Is there anything better than:
1. Extract everything
2. Detect which "new subdidrectory" got created
3. mv newsubdir/* .
4. rmdir newsubdir/
If there is more than one subdirectory at UnknownName level, I can reject that user's zip file.
I think your approach is a good one. Step 2 could be improved my extracting to a newly created directory (later deleted) so that "detection" is trivial.
# Bash (minimally tested)
tempdest=$(mktemp -d)
unzip -d "$tempdest" TEMPLATE1.ZIP
dir=("$tempdest"/*)
if (( ${#dir[#]} == 1 )) && [[ -d $dir ]]

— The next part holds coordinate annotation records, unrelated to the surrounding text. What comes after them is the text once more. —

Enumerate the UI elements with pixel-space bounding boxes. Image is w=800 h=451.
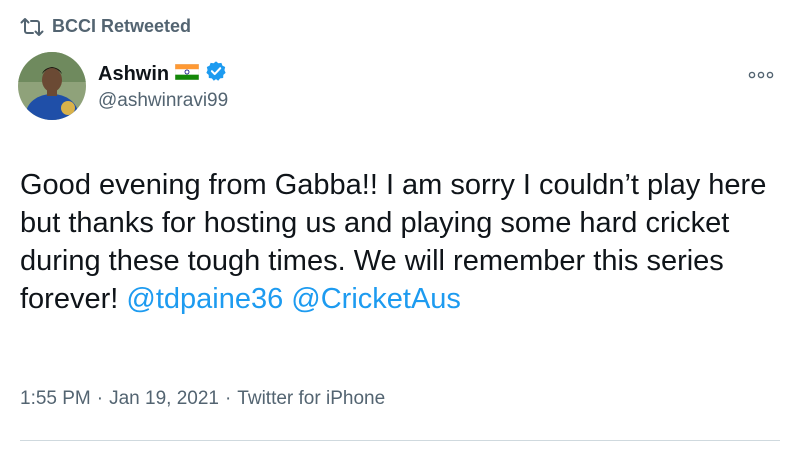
tweet-time[interactable]: 1:55 PM — [20, 388, 91, 410]
author-handle[interactable]: @ashwinravi99 — [98, 90, 228, 112]
avatar[interactable] — [18, 52, 86, 120]
india-flag-icon — [174, 63, 200, 86]
meta-separator: · — [224, 388, 232, 409]
tweet-card: BCCI Retweeted Ashwin @ashwinravi99 Good… — [0, 0, 800, 451]
verified-badge-icon — [205, 60, 227, 88]
retweet-icon — [20, 17, 44, 37]
mention-cricketaus[interactable]: @CricketAus — [291, 283, 461, 315]
tweet-meta: 1:55 PM · Jan 19, 2021 · Twitter for iPh… — [20, 388, 385, 410]
tweet-date[interactable]: Jan 19, 2021 — [109, 388, 219, 410]
author-name-row: Ashwin — [98, 60, 228, 88]
author-names: Ashwin @ashwinravi99 — [98, 60, 228, 112]
retweet-label[interactable]: BCCI Retweeted — [52, 16, 191, 37]
tweet-text: Good evening from Gabba!! I am sorry I c… — [20, 166, 790, 318]
retweet-context: BCCI Retweeted — [20, 16, 191, 37]
divider — [20, 440, 780, 441]
author-name[interactable]: Ashwin — [98, 63, 169, 86]
more-options-icon[interactable] — [746, 66, 776, 84]
tweet-header: Ashwin @ashwinravi99 — [18, 52, 228, 120]
mention-tdpaine36[interactable]: @tdpaine36 — [126, 283, 283, 315]
meta-separator: · — [96, 388, 104, 409]
tweet-source[interactable]: Twitter for iPhone — [237, 388, 385, 410]
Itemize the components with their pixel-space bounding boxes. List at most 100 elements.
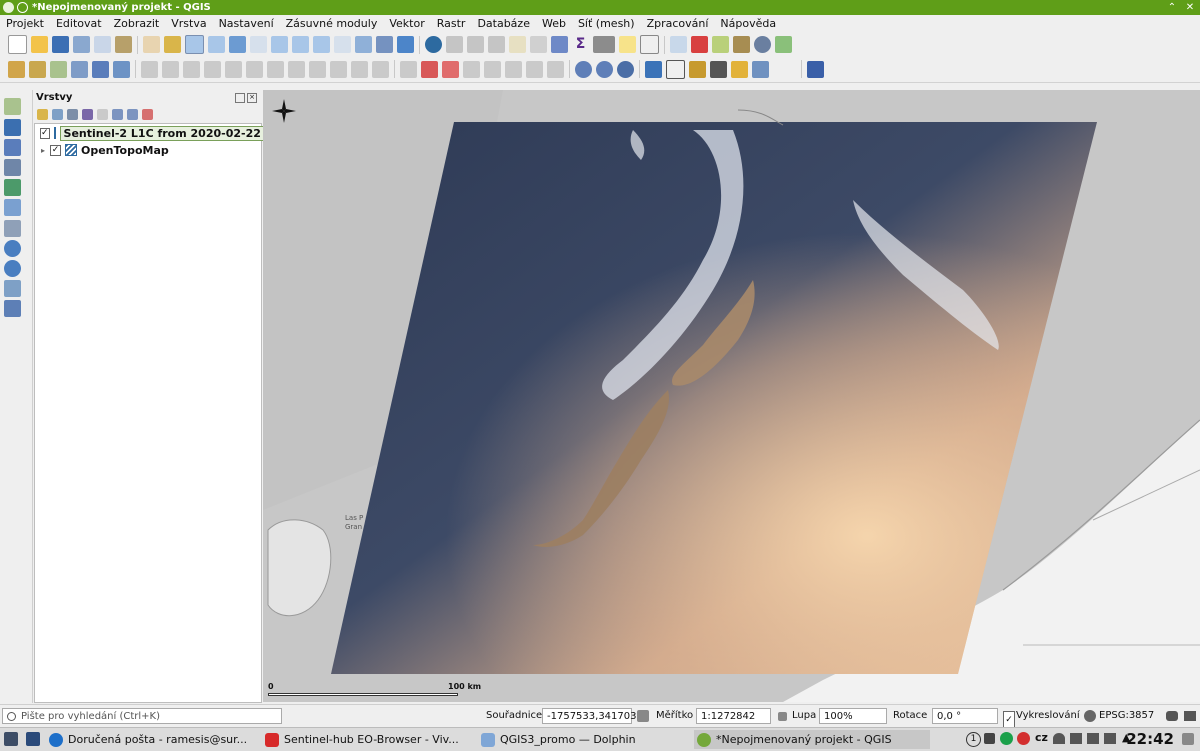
search-plugin-icon[interactable] <box>733 36 750 53</box>
undo-icon[interactable] <box>351 60 368 78</box>
label-tool-icon[interactable] <box>400 60 417 78</box>
label-move-icon[interactable] <box>463 60 480 78</box>
filter-legend-icon[interactable] <box>82 108 93 120</box>
toggle-editing-icon[interactable] <box>162 60 179 78</box>
crs-globe-icon[interactable] <box>1084 710 1096 722</box>
zoom-native-icon[interactable] <box>292 36 309 53</box>
battery-icon[interactable] <box>1087 733 1099 744</box>
app-menu-icon[interactable] <box>3 2 14 13</box>
panel-float-icon[interactable] <box>235 93 245 103</box>
menu-zasuvne-moduly[interactable]: Zásuvné moduly <box>280 15 384 32</box>
layer-visibility-checkbox[interactable]: ✓ <box>50 144 61 156</box>
new-geopackage-icon[interactable] <box>29 60 46 78</box>
menu-napoveda[interactable]: Nápověda <box>714 15 782 32</box>
paste-features-icon[interactable] <box>330 60 347 78</box>
open-project-icon[interactable] <box>31 36 48 53</box>
edit-pencil-icon[interactable] <box>141 60 158 78</box>
clipboard-icon[interactable] <box>984 733 995 744</box>
messages-icon[interactable] <box>1166 711 1178 721</box>
taskbar-item-mail[interactable]: Doručená pošta - ramesis@sur... <box>46 730 280 749</box>
add-raster-layer-icon[interactable] <box>4 119 21 136</box>
copy-features-icon[interactable] <box>309 60 326 78</box>
filter-expression-icon[interactable] <box>97 108 108 120</box>
web-service-3-icon[interactable] <box>617 60 634 78</box>
zoom-layer-icon[interactable] <box>271 36 288 53</box>
zoom-selection-icon[interactable] <box>250 36 267 53</box>
add-raster-icon[interactable] <box>71 60 88 78</box>
expand-all-icon[interactable] <box>112 108 123 120</box>
measure-icon[interactable] <box>593 36 615 53</box>
desktop-peek-icon[interactable] <box>1182 733 1194 745</box>
save-edits-icon[interactable] <box>183 60 200 78</box>
label-pin-icon[interactable] <box>421 60 438 78</box>
volume-icon[interactable] <box>1070 733 1082 744</box>
redo-icon[interactable] <box>372 60 389 78</box>
vivaldi-tray-icon[interactable] <box>1017 732 1030 745</box>
sentinel-plugin-icon[interactable] <box>712 36 729 53</box>
label-abc-icon[interactable] <box>442 60 459 78</box>
save-as-icon[interactable] <box>73 36 90 53</box>
coordinate-field[interactable]: -1757533,3417031 <box>542 708 643 724</box>
lock-icon[interactable] <box>778 712 787 721</box>
field-calculator-icon[interactable] <box>530 36 547 53</box>
pan-to-selection-icon[interactable] <box>164 36 181 53</box>
wifi-icon[interactable] <box>1053 733 1065 744</box>
menu-vrstva[interactable]: Vrstva <box>165 15 212 32</box>
select-by-value-icon[interactable] <box>467 36 484 53</box>
menu-nastaveni[interactable]: Nastavení <box>213 15 280 32</box>
manage-visibility-icon[interactable] <box>67 108 78 120</box>
rotation-field[interactable]: 0,0 ° <box>932 708 998 724</box>
vertex-tool-icon[interactable] <box>225 60 242 78</box>
print-layout-icon[interactable] <box>94 36 111 53</box>
layer-name[interactable]: OpenTopoMap <box>81 144 169 157</box>
menu-rastr[interactable]: Rastr <box>431 15 472 32</box>
web-service-icon[interactable] <box>575 60 592 78</box>
globe-plugin-icon[interactable] <box>754 36 771 53</box>
chat-icon[interactable] <box>1000 732 1013 745</box>
add-wms-layer-icon[interactable] <box>4 240 21 257</box>
menu-web[interactable]: Web <box>536 15 572 32</box>
label-change-icon[interactable] <box>505 60 522 78</box>
log-icon[interactable] <box>1184 711 1196 721</box>
modify-attributes-icon[interactable] <box>246 60 263 78</box>
layer-styling-icon[interactable] <box>37 108 48 120</box>
extent-plugin-icon[interactable] <box>775 36 792 53</box>
add-mesh-layer-icon[interactable] <box>4 139 21 156</box>
layer-name[interactable]: Sentinel-2 L1C from 2020-02-22 <box>59 125 265 141</box>
text-annotation-icon[interactable] <box>640 35 659 54</box>
scale-field[interactable]: 1:1272842 <box>696 708 771 724</box>
plugin-tag-icon[interactable] <box>689 60 706 78</box>
zoom-full-icon[interactable] <box>229 36 246 53</box>
georeferencer-icon[interactable] <box>691 36 708 53</box>
taskbar-item-qgis[interactable]: *Nepojmenovaný projekt - QGIS <box>694 730 930 749</box>
add-virtual-layer-icon[interactable] <box>4 220 21 237</box>
zoom-out-icon[interactable] <box>208 36 225 53</box>
crosshair-icon[interactable] <box>666 59 685 79</box>
add-wfs-layer-icon[interactable] <box>4 280 21 297</box>
clock[interactable]: 22:42 <box>1126 730 1174 749</box>
cut-features-icon[interactable] <box>288 60 305 78</box>
add-delimited-text-icon[interactable] <box>4 159 21 176</box>
menu-vektor[interactable]: Vektor <box>383 15 430 32</box>
hazard-icon[interactable] <box>731 60 748 78</box>
python-console-icon[interactable] <box>645 60 662 78</box>
bookmark-icon[interactable] <box>376 36 393 53</box>
map-canvas[interactable]: Las P Gran 0 100 km <box>263 90 1200 702</box>
close-button[interactable]: ✕ <box>1184 0 1196 15</box>
layer-row[interactable]: ▸ ✓ OpenTopoMap <box>35 142 259 158</box>
magnifier-field[interactable]: 100% <box>819 708 887 724</box>
menu-editovat[interactable]: Editovat <box>50 15 108 32</box>
taskbar-item-dolphin[interactable]: QGIS3_promo — Dolphin <box>478 730 712 749</box>
add-group-icon[interactable] <box>52 108 63 120</box>
menu-databaze[interactable]: Databáze <box>471 15 536 32</box>
power-icon[interactable] <box>1104 733 1116 744</box>
map-tips-icon[interactable] <box>619 36 636 53</box>
panel-close-icon[interactable]: × <box>247 93 257 103</box>
airplane-icon[interactable] <box>710 60 727 78</box>
menu-projekt[interactable]: Projekt <box>0 15 50 32</box>
add-wms-icon[interactable] <box>113 60 130 78</box>
statistics-sigma-icon[interactable]: Σ <box>572 36 589 53</box>
refresh-icon[interactable] <box>397 36 414 53</box>
add-mesh-icon[interactable] <box>92 60 109 78</box>
label-diagram-icon[interactable] <box>547 60 564 78</box>
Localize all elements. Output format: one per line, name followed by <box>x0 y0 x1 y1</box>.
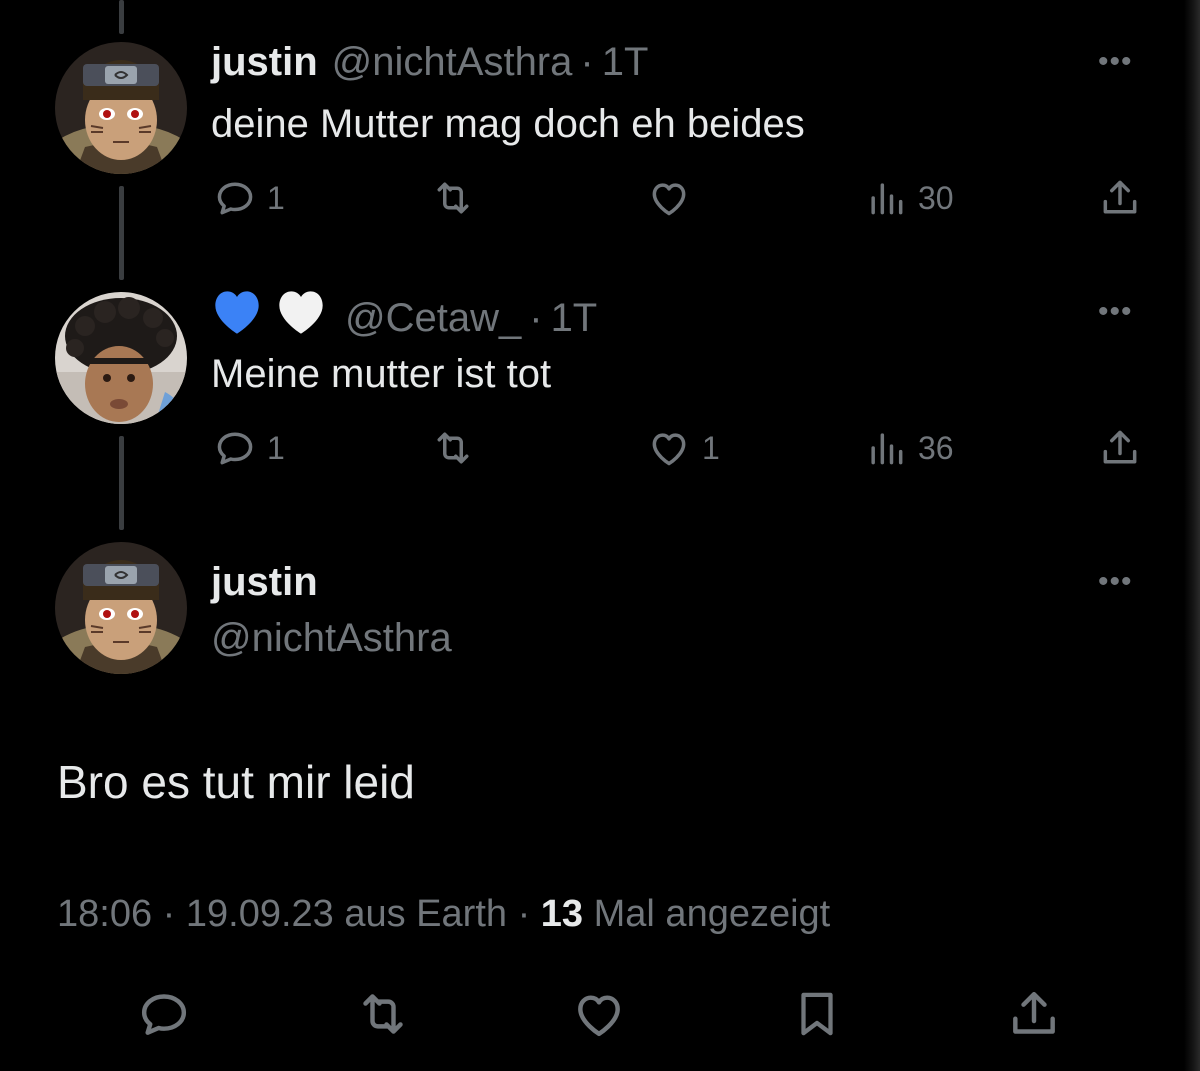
reply-icon <box>217 182 253 215</box>
time[interactable]: 18:06 <box>57 893 152 935</box>
share-button[interactable] <box>1006 986 1062 1042</box>
like-icon <box>652 433 686 466</box>
share-button[interactable] <box>1098 426 1142 470</box>
tweet-text: Bro es tut mir leid <box>57 756 415 808</box>
views-button[interactable]: 30 <box>864 176 954 220</box>
tweet-header: justin @nichtAsthra · 1T <box>211 38 648 86</box>
thread-line <box>119 436 124 530</box>
bookmark-button[interactable] <box>790 986 844 1042</box>
bookmark-icon <box>801 992 833 1036</box>
reply-icon <box>141 994 187 1035</box>
separator-dot: · <box>580 40 594 84</box>
share-icon <box>1103 430 1137 464</box>
display-name[interactable]: justin <box>211 558 318 606</box>
views-count: 13 <box>540 893 584 935</box>
avatar-justin[interactable] <box>55 42 187 174</box>
reply-count: 1 <box>267 179 285 216</box>
retweet-icon <box>437 182 469 214</box>
views-icon <box>871 183 903 215</box>
like-icon <box>578 995 620 1037</box>
tweet-meta: 18:06 · 19.09.23 aus Earth · 13 Mal ange… <box>57 890 830 938</box>
retweet-button[interactable] <box>352 986 414 1042</box>
avatar-justin[interactable] <box>55 542 187 674</box>
more-icon[interactable]: ••• <box>1098 47 1133 77</box>
views-count: 36 <box>918 429 954 466</box>
more-icon[interactable]: ••• <box>1098 567 1133 597</box>
display-name[interactable]: justin <box>211 38 318 86</box>
like-button[interactable] <box>570 986 628 1042</box>
reply-button[interactable]: 1 <box>213 176 285 220</box>
screen-edge <box>1184 0 1200 1071</box>
retweet-icon <box>363 994 403 1034</box>
date[interactable]: 19.09.23 <box>186 893 334 935</box>
handle[interactable]: @Cetaw_ <box>345 294 521 342</box>
reply-button[interactable]: 1 <box>213 426 285 470</box>
like-icon <box>652 183 686 216</box>
separator-dot: · <box>529 295 543 340</box>
reply-icon <box>217 432 253 465</box>
avatar-image <box>55 292 187 424</box>
retweet-icon <box>437 432 469 464</box>
tweet-text: deine Mutter mag doch eh beides <box>211 102 805 146</box>
timestamp[interactable]: 1T <box>602 38 649 86</box>
reply-button[interactable] <box>136 986 192 1042</box>
handle[interactable]: @nichtAsthra <box>332 38 573 86</box>
separator-dot: · <box>517 893 541 935</box>
retweet-button[interactable] <box>428 176 478 220</box>
retweet-button[interactable] <box>428 426 478 470</box>
separator-dot: · <box>162 893 186 935</box>
avatar-cetaw[interactable] <box>55 292 187 424</box>
thread-line <box>119 0 124 34</box>
views-count: 30 <box>918 179 954 216</box>
share-icon <box>1103 180 1137 214</box>
avatar-image <box>55 542 187 674</box>
main-display-name-row: justin <box>211 558 318 606</box>
share-button[interactable] <box>1098 176 1142 220</box>
tweet-header: @Cetaw_ · 1T <box>211 288 597 347</box>
avatar-image <box>55 42 187 174</box>
share-icon <box>1013 991 1055 1034</box>
views-icon <box>871 433 903 465</box>
blue-heart-icon <box>211 288 263 347</box>
reply-count: 1 <box>267 429 285 466</box>
like-count: 1 <box>702 429 720 466</box>
tweet-text: Meine mutter ist tot <box>211 352 552 396</box>
white-heart-icon <box>275 288 327 347</box>
main-handle-row: @nichtAsthra <box>211 614 452 662</box>
handle[interactable]: @nichtAsthra <box>211 614 452 662</box>
views-button[interactable]: 36 <box>864 426 954 470</box>
source: aus Earth <box>344 893 508 935</box>
like-button[interactable]: 1 <box>646 426 720 470</box>
thread-line <box>119 186 124 280</box>
more-icon[interactable]: ••• <box>1098 297 1133 327</box>
timestamp[interactable]: 1T <box>551 294 598 342</box>
views-label: Mal angezeigt <box>593 893 831 935</box>
like-button[interactable] <box>646 176 692 220</box>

# in Bash, etc., scalar $var is the same as ${var[0]}
mv "$dir"/* /mysite/user_uploaded_templates/myrandomname
else
echo "rejected"
fi
rm -rf "$tempdest"
The other option I can see other than the one you suggested is to use the unzip -j flag which will dump all paths and put all files into the current directory. If you know for certain that each of your TEMPLATE1.ZIP files includes an index.html and *.jpg files then you can just do something like:
destdir=/mysite/user_uploaded_templates/myrandomname
unzip -j -d "$destdir"
mkdir "${destdir}/images"
mv "${destdir}/*.jpg" "${destdir}/images"
It's not exactly the cleanest solution but at least you don't have to do any parsing like you do in your example. I can't seem to find any option similar to patch -p# that lets you specify the path level.
Each zip and unzip command differs, but there's usually a way to list the file contents. From there, you can parse the output to determine the unknown directory name.
On Windows, the 1996 Wales/Gaily/van der Linden/Rommel version it is unzip -l.
Of course, you could just simply allow the unzip to unzip the files to whatever directory it wants, then use mv to rename the directory to what you want it as.
$tempDir = temp.$$
mv $zipFile temp.$$
cd $tempDir
unzip $zipFile
$unknownDir = * #Should be the only directory here
mv $unknownDir $whereItShouldBe
cd ..
rm -rf $tempDir
It's always a good idea to create a temporary directory for these types of operations in case you end up running two instances of this command.